India at Inflection Point

08 September, 2021

For India to reach its peak potential, the consumption story of its youthful middle-class was never going to be enough. The Services sector, currently commanding 54% of India’s economy, is incapable of absorbing the teeming graduates emerging each year, a fact painfully underscored by the pandemic. The obvious solution, long understood, has been to pivot to Manufacturing and Exports. However, despite the structural reforms of the Modi government, the singular lack of capital formation over the past decade has stymied India’s promise.

But then came Trump & Coronavirus, the two inadvertent catalysts for a dramatic resurrection of India’s fortunes. Trump’s anti-China rhetoric converged global angst about China’s continued disregard for global order & human rights. This triggered a geopolitical push to position India as the balancing factor in South-Asia. The Covid-linked disruption of global manufacturing and shipping has only served to emphasize the need to reduce dependency on China.

China Plus One

Western democracies and multinational-companies prize a rules-based international order and China’s
resolute refusal to play by the rules has rattled them. Enforcement of a fascist security Law in Hong Kong, Militarist control over South China Sea, Economic imperialism through the Belt Road Initiative, Human Rights violations in Xinjiang province, crackdown over its tech giants in a bid to control citizen-data and now embrace of Taliban in Afghanistan are all actions not befitting a responsible superpower.

Suitably spooked, global companies are actively de-risking their businesses from China’s dominance.
Japan became the first major country to offer subsidies to its companies to move production out of China into other South-Asian countries. Bilateral and multilateral partnerships have emerged to counter China, like the QUAD – aligning Japan, US, Australia and India. Another such policy measure is the Supply Chain Resilience Initiative (SCRI) by India, Japan and Australia to hedge against China.

The entire South Asia region has benefitted from the ensuing gradual shift of supply chains. India has
gained materially in sectors like Pharmaceuticals, Machinery, Speciality chemicals and Automobile
components. In 2020, India received $64 billion in Foreign Direct Investment, the fifth largest inflows in the world, according to the World Investment Report 2021 by UNCTAD. Despite a weak global investment climate due to the pandemic, in the first five months of 2021, Gross FDI inflows to India have exceeded $31 billion. These trends signal that India’s star is rising on the global investment landscape as the two decade romance with China loses some steam.

Even in Portfolio investments, there is material shift towards investing in Indian equities. Analysis of
Asia-x-Japan funds shows that the allocation to India has been gradually increasing over the past year
while that to China has steadily declined.

Rising Exports

The rapid rise of the Asian Tiger economies in the 1990s was catalysed by high levels of domestic savings being channelled into gross capital formation. The backdrop of a geopolitical environment conducive to
export-oriented industrialization helped immensely. India could have adopted the same template but the
scale of the country, diversity of its peoples and the complexity of its democracy have been crippling. India’s exports have languished even though India’s labour costs have always been meaningfully lower than those of China. The combination of a beleaguered banking sector, absence of state funding and poor logistics infrastructure have traditionally rendered Indian exports uncompetitive.
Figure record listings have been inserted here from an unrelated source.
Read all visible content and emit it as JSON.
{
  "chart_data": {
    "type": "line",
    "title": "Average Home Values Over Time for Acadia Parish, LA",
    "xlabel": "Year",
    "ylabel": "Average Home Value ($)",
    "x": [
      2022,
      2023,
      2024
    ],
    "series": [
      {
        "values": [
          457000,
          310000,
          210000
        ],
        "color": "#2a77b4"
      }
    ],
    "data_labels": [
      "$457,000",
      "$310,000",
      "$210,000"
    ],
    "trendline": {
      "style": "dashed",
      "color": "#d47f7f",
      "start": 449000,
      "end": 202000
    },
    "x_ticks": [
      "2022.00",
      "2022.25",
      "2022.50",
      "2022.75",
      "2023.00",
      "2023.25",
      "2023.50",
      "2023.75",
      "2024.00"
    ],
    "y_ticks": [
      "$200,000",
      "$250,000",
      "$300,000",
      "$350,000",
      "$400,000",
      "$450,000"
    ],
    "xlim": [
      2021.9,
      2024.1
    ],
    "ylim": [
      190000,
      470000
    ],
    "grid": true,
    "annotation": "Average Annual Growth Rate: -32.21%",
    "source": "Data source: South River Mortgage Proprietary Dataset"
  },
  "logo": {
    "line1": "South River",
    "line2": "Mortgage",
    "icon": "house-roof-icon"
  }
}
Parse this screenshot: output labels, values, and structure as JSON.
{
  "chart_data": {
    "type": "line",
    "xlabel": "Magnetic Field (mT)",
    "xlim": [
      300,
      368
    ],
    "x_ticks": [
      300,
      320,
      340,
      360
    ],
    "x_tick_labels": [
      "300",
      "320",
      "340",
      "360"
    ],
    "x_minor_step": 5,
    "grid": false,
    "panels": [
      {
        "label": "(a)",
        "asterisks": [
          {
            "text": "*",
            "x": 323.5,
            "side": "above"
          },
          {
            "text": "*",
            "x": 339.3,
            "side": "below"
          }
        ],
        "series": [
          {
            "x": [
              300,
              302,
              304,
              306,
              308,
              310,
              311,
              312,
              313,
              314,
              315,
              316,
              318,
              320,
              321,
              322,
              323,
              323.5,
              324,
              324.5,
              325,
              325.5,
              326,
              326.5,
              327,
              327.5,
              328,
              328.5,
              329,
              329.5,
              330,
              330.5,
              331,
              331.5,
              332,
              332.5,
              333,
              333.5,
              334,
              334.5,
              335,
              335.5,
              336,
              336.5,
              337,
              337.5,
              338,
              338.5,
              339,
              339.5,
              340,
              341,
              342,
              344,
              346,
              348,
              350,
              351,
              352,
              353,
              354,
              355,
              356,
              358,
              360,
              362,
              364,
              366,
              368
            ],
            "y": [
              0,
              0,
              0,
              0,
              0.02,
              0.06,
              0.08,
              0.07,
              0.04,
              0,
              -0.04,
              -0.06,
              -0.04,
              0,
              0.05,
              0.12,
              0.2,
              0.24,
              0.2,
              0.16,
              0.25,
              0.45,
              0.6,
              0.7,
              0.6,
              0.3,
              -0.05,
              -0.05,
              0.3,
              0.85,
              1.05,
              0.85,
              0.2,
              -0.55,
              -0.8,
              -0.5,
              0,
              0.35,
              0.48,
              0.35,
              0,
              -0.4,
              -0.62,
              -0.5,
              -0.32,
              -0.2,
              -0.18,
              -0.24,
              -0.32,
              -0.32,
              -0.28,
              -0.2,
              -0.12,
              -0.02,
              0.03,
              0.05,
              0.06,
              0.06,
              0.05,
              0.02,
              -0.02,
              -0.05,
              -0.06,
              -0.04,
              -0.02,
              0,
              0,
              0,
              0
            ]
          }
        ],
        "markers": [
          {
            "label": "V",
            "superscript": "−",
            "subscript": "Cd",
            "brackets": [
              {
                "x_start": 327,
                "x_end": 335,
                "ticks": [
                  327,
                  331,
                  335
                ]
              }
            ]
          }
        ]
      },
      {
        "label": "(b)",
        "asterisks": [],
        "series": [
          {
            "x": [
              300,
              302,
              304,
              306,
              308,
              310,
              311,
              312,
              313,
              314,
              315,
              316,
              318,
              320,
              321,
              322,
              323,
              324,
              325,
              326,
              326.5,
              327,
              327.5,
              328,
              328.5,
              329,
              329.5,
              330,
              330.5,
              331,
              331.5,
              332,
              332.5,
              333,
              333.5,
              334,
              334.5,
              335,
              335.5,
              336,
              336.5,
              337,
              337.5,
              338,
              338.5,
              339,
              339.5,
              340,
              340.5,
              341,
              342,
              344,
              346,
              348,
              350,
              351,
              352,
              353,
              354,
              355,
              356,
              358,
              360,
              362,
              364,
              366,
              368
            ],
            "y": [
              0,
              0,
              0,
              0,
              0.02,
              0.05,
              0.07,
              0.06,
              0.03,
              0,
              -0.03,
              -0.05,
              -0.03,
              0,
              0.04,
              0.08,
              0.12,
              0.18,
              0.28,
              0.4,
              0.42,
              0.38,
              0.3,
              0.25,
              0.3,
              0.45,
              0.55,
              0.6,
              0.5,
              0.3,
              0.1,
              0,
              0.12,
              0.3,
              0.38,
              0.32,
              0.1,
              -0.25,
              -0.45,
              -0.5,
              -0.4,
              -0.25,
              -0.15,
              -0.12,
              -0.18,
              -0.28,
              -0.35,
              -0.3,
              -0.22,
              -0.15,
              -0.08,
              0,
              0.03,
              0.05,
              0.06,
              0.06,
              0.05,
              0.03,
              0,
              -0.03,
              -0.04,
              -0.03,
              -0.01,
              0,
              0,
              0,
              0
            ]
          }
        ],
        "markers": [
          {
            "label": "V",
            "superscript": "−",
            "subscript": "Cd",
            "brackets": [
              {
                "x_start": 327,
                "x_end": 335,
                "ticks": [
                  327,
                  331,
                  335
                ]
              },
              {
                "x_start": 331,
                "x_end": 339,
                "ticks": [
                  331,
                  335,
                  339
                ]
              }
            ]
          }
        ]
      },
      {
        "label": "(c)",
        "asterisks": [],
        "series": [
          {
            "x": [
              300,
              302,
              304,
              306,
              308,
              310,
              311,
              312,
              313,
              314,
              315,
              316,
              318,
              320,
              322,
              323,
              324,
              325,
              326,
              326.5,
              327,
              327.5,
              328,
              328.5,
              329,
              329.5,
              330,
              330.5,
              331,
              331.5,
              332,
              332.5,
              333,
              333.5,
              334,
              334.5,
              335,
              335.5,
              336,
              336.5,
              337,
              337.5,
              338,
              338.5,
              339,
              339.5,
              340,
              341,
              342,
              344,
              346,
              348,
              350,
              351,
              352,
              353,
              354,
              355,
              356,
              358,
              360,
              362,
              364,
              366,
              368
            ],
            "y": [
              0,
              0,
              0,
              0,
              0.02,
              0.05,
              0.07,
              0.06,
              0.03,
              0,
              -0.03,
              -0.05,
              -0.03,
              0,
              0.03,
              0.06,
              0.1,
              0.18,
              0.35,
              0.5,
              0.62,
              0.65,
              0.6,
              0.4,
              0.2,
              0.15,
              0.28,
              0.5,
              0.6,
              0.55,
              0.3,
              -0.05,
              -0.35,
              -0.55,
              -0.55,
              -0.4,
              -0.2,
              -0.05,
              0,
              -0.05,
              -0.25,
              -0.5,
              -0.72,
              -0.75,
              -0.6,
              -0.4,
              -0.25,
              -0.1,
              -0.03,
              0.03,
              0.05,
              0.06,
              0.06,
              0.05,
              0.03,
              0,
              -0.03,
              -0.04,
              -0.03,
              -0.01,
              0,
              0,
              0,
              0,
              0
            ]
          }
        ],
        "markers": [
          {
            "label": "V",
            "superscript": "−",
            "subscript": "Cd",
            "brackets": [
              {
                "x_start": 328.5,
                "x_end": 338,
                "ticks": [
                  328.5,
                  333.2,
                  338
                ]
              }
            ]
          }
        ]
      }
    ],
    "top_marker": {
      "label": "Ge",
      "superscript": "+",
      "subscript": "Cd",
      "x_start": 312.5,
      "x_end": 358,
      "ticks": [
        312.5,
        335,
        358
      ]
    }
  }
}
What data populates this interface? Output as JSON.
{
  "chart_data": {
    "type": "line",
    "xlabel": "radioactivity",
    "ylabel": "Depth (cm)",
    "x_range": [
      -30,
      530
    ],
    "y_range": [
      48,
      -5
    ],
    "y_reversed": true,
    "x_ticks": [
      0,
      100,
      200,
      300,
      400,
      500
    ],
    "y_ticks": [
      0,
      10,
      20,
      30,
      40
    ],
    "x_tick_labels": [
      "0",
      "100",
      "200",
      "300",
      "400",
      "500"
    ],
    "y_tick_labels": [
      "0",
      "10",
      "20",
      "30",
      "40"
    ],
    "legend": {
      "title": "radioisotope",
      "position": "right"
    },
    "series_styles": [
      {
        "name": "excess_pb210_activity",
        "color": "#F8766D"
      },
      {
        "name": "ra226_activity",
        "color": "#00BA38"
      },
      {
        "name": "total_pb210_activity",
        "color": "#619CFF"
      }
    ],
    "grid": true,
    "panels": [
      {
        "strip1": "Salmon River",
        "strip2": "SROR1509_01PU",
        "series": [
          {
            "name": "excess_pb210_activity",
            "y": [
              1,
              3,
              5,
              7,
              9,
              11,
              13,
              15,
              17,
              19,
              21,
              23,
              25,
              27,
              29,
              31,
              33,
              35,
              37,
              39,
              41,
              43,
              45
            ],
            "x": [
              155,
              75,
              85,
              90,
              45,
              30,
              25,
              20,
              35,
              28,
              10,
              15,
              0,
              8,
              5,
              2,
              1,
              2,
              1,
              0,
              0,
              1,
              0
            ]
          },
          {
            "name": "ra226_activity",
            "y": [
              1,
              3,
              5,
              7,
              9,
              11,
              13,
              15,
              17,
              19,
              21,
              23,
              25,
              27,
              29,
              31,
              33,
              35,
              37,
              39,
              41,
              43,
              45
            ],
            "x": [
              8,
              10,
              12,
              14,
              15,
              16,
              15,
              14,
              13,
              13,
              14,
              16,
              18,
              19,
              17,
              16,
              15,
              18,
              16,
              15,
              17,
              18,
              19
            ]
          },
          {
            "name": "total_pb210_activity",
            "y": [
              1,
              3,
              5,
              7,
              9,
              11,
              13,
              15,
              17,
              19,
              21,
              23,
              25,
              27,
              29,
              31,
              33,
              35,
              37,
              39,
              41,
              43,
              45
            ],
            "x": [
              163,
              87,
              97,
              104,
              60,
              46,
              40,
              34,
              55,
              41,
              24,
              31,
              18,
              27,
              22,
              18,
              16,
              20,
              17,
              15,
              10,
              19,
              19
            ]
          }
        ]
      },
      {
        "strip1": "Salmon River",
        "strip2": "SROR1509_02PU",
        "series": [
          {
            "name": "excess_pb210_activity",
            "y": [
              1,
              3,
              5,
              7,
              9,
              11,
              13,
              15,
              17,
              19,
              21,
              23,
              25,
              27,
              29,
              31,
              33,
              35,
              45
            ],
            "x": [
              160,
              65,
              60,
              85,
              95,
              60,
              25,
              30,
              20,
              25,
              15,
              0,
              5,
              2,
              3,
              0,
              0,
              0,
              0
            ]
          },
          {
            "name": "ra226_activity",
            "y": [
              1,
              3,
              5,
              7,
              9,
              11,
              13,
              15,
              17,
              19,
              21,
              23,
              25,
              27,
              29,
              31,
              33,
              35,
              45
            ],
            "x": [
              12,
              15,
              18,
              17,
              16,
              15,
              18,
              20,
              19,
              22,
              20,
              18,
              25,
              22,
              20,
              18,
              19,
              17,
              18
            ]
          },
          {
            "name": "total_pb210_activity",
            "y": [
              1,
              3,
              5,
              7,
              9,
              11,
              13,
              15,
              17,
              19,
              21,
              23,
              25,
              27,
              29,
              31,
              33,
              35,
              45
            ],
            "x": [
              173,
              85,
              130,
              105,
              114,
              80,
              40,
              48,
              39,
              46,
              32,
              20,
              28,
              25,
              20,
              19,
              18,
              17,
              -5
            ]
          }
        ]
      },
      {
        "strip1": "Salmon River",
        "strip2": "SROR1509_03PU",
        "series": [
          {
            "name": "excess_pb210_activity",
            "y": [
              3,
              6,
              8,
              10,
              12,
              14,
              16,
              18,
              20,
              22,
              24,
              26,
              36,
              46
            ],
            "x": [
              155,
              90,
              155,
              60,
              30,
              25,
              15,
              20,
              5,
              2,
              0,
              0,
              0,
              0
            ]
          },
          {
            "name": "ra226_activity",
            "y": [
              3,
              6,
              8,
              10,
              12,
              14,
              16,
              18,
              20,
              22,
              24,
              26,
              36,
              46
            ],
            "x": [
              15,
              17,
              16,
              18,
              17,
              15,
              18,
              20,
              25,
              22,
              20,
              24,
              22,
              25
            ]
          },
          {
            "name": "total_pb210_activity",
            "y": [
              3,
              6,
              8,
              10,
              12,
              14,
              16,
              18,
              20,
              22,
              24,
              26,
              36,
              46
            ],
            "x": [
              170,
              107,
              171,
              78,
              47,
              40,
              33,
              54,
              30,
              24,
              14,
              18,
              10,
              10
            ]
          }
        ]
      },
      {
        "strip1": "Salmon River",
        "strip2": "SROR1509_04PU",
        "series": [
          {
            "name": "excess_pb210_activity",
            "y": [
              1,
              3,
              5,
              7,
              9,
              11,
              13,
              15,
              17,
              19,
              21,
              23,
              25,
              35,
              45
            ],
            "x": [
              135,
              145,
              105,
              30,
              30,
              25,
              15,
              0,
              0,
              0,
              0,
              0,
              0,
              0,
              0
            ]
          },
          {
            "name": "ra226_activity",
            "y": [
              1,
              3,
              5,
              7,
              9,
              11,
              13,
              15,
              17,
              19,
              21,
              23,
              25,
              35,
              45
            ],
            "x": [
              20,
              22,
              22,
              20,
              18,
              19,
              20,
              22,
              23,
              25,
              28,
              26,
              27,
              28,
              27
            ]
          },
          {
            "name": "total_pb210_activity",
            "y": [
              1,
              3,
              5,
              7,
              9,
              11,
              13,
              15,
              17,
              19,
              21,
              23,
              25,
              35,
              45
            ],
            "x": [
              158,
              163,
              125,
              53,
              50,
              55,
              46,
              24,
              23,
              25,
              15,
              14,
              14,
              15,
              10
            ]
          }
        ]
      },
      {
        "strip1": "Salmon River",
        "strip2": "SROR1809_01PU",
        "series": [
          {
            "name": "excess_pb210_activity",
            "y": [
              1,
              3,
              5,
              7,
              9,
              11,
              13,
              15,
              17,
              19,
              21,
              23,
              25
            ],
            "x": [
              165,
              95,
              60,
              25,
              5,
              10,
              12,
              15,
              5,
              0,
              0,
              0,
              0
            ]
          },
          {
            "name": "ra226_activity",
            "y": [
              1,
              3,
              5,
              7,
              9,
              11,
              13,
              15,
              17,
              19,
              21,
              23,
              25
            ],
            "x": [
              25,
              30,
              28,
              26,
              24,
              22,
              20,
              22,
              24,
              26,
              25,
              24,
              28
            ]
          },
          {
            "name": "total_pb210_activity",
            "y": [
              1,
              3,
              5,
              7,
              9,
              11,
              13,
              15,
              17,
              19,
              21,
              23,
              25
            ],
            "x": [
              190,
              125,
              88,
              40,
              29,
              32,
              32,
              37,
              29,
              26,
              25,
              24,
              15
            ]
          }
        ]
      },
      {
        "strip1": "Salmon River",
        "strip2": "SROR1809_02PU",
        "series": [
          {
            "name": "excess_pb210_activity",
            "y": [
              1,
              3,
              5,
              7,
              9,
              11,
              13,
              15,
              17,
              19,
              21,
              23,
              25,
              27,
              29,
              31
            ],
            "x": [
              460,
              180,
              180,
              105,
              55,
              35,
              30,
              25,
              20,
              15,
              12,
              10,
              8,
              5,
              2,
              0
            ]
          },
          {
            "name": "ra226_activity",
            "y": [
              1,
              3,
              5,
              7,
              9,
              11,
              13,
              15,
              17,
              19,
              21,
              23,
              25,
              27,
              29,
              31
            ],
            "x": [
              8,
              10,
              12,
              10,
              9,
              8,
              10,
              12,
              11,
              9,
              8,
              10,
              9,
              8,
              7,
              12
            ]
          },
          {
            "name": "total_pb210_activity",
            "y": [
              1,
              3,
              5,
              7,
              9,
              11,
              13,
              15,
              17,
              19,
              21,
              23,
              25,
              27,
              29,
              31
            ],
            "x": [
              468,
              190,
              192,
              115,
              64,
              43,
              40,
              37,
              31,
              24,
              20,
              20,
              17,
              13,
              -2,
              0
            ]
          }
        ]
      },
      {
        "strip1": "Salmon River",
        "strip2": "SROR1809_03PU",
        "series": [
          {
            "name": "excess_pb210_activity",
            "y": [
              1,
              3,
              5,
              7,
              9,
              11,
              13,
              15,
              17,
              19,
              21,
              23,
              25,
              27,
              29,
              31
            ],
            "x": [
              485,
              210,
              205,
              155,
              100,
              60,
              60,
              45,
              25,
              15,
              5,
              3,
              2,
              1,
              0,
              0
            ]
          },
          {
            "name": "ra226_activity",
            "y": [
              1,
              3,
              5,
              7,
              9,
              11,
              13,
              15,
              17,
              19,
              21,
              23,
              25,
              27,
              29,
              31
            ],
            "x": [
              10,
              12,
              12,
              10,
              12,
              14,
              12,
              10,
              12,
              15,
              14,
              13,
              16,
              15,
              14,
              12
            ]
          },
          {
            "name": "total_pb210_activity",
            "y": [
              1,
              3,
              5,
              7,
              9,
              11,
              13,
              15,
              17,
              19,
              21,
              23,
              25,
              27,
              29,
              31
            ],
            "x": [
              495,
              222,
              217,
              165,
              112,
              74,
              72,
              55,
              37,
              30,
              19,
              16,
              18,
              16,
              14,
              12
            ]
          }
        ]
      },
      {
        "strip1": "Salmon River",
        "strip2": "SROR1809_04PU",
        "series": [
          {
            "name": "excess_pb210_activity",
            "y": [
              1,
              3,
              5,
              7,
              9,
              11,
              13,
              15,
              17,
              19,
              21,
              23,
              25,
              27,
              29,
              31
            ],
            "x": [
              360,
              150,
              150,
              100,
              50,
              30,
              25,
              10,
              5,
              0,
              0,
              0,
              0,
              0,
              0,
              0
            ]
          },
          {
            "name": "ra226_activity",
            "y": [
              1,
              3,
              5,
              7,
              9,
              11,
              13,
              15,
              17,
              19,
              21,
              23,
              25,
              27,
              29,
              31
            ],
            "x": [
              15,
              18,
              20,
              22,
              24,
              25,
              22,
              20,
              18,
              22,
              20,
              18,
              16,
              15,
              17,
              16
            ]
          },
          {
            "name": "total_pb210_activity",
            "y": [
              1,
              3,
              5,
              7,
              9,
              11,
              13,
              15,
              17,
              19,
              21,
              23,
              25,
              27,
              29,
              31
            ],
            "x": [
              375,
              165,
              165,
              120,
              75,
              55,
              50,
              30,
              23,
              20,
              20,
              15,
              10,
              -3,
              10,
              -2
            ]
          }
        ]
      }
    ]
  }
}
However, of late, a galvanized Indian government has acquired a strategic devotion to export-led growth. Its Production-Linked Incentive scheme (PLI), instituted for sectors like electronics-manufacturing, food processing, battery storage, automobile components and specialty steel, has gained traction over the past year. While it was designed to boost domestic manufacturing it has had a welcome impact on exports. India’s merchandise exports rose for the eighth straight month in July to $35 billion, up nearly 50% from a year earlier. Despite the low base effect, India is benefiting from a favourable global-trade growth outlook. For 2021, North America is set to see major import growth of 11.4% and Europe of 8.4%. India’s trade with China has also witnessed an uptick.

India has set a target of $2 trillion annual exports by 2030, which translates to approx. 22% contribution on a projected $9 trillion GDP, up from the current 18% levels on a $2.8 Trillion GDP.


India is at an inflection point as the world searches for a new equilibrium in a rules-based order. The developed nations are keen to position India as the next growth-engine to counterbalance the influence of China. The reform-orientated Modi Government is keen to re-position India’s development model on
Manufacturing & Exports. Between these two forces, India is poised to become the beacon of global growth.